Postcards from Procedurally Generated Worlds

Syp from Bio Break is asking this about procedural generation:

“If it’s a bunch of cobbled together randomness, then why do I want to explore it? None of it is connected to a special narrative, so it exists without purpose, without meaning.”

I would like to counter with a few things.

Firstly, I wonder if we’ve lost the true meaning of exploration after being taught by Wildstar and GW2 that it’s about getting to points on a map and then having an achievement ding.

Or even after being taught by WoW and Skyrim (and Wildstar and GW2) that it’s about going to someplace and having a handcrafted scripted scene or story play out for you.

That seems to me like going for a tour or a guided experience, rather than exploration per se.

(That’s not to say that it’s bad.

The linearity of The Wolf Among Us and the elegant way its aesthetics told a story with a beginning, middle and end made for a wonderfully -immersive- experience…

…but it’s a bit of a stretch to say that one was -exploring- the game, unless one really sat down to map out every last possible branch of story, or even dabbled with exploration by rewinding a chapter or two to see how the story or characters might change.)

Here’s Google’s definition of exploration:

exploration

The highlights are mine, because I think they rather succintly answer Syp’s question.

You can want to explore something because it’s unfamiliar, because it’s new, because it’s novel.
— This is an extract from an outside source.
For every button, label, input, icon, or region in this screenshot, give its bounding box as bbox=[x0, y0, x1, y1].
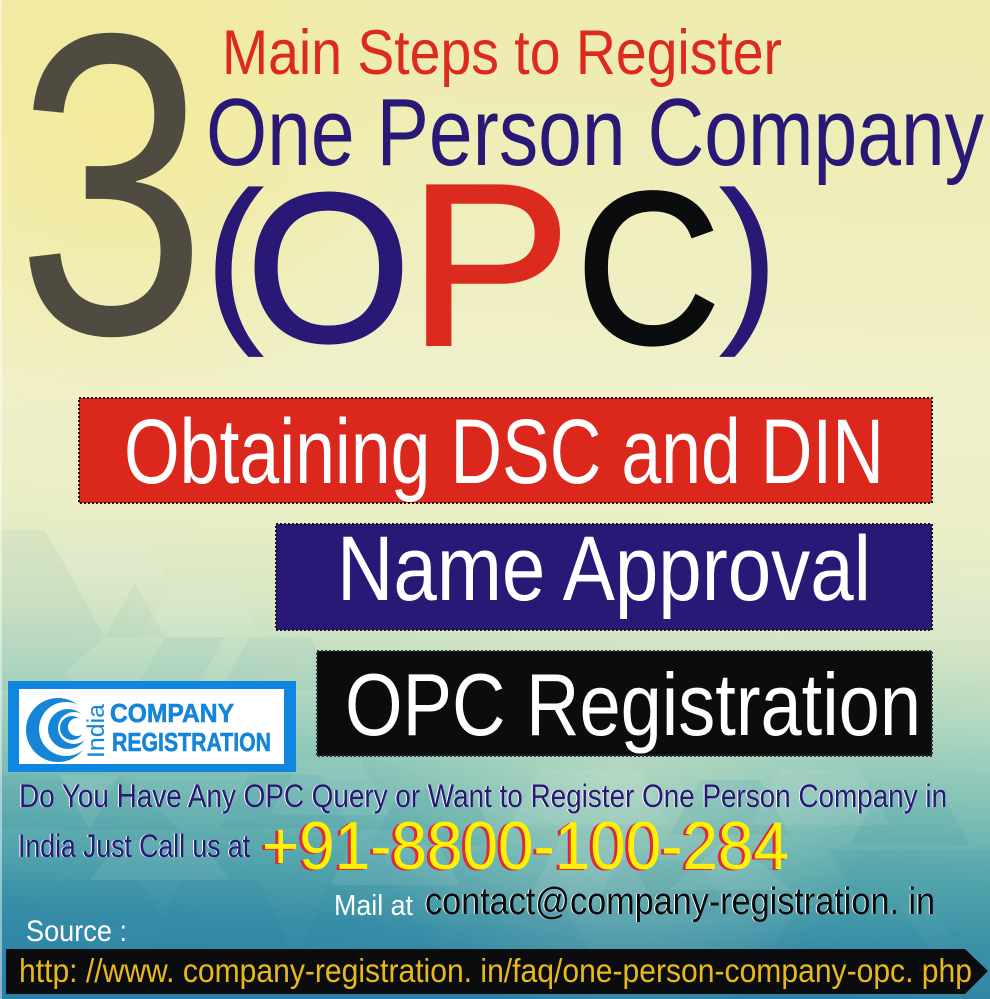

Because you’re checking it out to see if you can find any purpose or meaning in a locale previously unknown to you.

(Many games, when they are new and all their systems and geography unknown, draw explorers like magnets. And once everything is laid out in guides and on third party websites, when all the novelty is lost and everything predictable, that’s where explorers start to get really bored.)
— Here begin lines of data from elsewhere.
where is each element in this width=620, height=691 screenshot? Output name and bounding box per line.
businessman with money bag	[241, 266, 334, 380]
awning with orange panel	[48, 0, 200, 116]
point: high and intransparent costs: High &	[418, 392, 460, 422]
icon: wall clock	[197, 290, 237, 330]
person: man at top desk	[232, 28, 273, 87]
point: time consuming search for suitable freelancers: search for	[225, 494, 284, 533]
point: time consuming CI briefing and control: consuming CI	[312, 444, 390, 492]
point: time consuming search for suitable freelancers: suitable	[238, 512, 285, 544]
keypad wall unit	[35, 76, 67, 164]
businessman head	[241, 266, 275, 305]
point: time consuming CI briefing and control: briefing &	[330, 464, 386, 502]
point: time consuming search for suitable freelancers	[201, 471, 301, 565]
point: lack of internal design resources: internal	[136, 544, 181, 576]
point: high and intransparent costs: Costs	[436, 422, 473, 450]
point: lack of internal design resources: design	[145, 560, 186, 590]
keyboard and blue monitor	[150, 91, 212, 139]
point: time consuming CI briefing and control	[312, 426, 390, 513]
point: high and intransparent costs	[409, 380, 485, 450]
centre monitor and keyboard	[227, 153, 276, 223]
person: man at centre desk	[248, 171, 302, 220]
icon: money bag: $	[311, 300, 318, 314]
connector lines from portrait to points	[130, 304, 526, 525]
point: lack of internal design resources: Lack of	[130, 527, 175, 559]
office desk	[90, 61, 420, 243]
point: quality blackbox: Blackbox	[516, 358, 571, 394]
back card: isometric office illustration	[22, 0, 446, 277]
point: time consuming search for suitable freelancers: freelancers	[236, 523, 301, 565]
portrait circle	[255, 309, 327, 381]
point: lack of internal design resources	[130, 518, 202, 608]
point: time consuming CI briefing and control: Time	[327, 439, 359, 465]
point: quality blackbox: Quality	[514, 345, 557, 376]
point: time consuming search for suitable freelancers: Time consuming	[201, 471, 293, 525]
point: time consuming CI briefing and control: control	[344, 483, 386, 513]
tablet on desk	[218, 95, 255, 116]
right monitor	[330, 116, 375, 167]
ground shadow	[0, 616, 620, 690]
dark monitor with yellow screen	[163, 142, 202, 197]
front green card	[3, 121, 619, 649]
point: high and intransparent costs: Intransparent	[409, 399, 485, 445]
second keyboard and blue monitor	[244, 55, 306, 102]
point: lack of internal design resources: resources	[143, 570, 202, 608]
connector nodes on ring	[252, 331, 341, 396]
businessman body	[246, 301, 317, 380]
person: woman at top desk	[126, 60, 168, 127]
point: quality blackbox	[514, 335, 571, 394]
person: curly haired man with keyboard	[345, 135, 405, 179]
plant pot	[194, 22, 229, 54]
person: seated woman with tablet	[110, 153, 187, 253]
The search for resources or information or knowledge that other people don’t know about is a big deal to explorers. It’s one of the things Bartle checks you out for, before labeling you an explorer.

Many sandbox games dangle resources as the bait for the WHY someone would go out and explore what could be merely a bunch of rocks and sand. Eve Online, A Tale in the Desert, Minecraft, Terraria, Don’t Starve, a ton of other games in the survival crafting genres, need I really go on?

And sometimes you just explore because it’s -there-, because you want to be thorough and make sure you’ve seen its every nook and cranny, because the mountain was there to be climbed, and because the maze or puzzle was there to be figured out and solved.

Not every game has to be played for story and narrative.

Not every player expects a game designer to serve each person the same scripted experience.

Part of the fun in a procedurally generated game is that you yourself may not encounter the exact same thing twice. That your next playthrough can be different. That it can be unpredictable, forcing you to react in a different way.

Others have chimed in with additional points, such as:

  • Purpose and meaning being in the eye of the beholder and that it can be up to each player to create that purpose, meaning and narrative for themselves in a procedurally generated game,
  • that player interactions often form the meat and potatoes of story and narrative in such a game and the very fact that they are unique one-off events that will never quite happen again in the same way can be super-appealing for some people,
  • and that designers can actually use procedural generation in a sensible way and layer set pieces or handcrafted content over other layers that were procedurally generated so that the results look a lot better than what Daggerfall produced in 1996.

But rather than quote the entire Wikipedia article on procedural generation which highlights games like Dwarf Fortress and Left 4 Dead and plenty of other games that use it in interesting ways, I’ll just leave these here:

Minecraft - Wanderlust Reloaded modpack - seed: Bio Break
Minecraft – Wanderlust Reloaded modpack w Biomes of Plenty – seed: Bio Break
Minecraft - Wanderlust Reloaded modpack - seed: Procedural Generation
Minecraft – Wanderlust Reloaded modpack w Biomes of Plenty – seed: Procedural Generation
Minecraft - Wanderlust Reloaded modpack - seed: Bio Break
Minecraft – Running Red 2 modpack – seed: Bio Break
6-2
Minecraft – Test Pack Please Ignore modpack – seed: Bio Break
Your Loss, Syp
Minecraft – Wanderlust Reloaded modpack w Biomes of Plenty – seed: Your Loss, Syp
Minecraft - Wanderlust Reloaded modpack - seed: Bio Break
Minecraft – Wanderlust Reloaded modpack w Biomes of Plenty – seed: Why I Explore

I barely moved from the spawn location to snap these shots.

I rolled these up simply for the purposes of this post.

And I don’t know about you, but there’s at least one seed I’ll be revisiting again that just -cries- out for a story of a survivor shipwrecked onto a mostly desert island with some jungle in the distance.

What does the rest of the continent hold, pray tell?